Additionally, methods like replace_with_html, set_html, append_html, prepend_html, before_html and after_html can specify more than one element in the provided string.

Text Node Normalization

Node normalization is essential for merging adjacent text nodes into a single node and removing empty text nodes.

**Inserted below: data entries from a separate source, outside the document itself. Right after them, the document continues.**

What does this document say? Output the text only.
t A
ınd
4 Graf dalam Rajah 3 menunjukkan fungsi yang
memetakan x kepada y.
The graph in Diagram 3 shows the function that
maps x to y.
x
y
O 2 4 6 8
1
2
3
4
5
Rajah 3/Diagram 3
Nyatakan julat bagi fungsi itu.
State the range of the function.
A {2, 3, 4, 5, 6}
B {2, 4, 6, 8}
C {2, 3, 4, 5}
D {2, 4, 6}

This helps keep the document structure compact and organized.

use dom_query::Document;

let contents = r#"<!DOCTYPE html>
<html>
    <head><title>Test</title></head>
    <body>
        <div id="parent">
            <div id="child">Child</div>
        </div>
    </body>
</html>"#;
let doc = Document::from(contents);

// Select the node with id "child"
let child_sel = doc.select_single("#child");
let child = child_sel.nodes().first().unwrap();

// Check that the node initially has only one child
assert_eq!(child.children_it(false).count(), 1);

// Create and append new text nodes
let text_1 = doc.tree.new_text(" and a");
let text_2 = doc.tree.new_text(" ");
let text_3 = doc.tree.new_text("tail");
child.append_child(&text_1);
child.append_child(&text_2);
child.append_child(&text_3);

// Verify the text and child count before normalization
assert_eq!(child.text(), "Child and a tail".into());
assert_eq!(child.children_it(false).count(), 4);

// Normalize the node
child.normalize();

// Verify the text and child count after normalization
assert_eq!(child.children_it(false).count(), 1);
assert_eq!(child.text(), "Child and a tail".into());

The normalize method follows the Node.normalize() specification. This method is also available through the Document struct as Document::normalize(), which applies normalization to all text nodes within the document tree.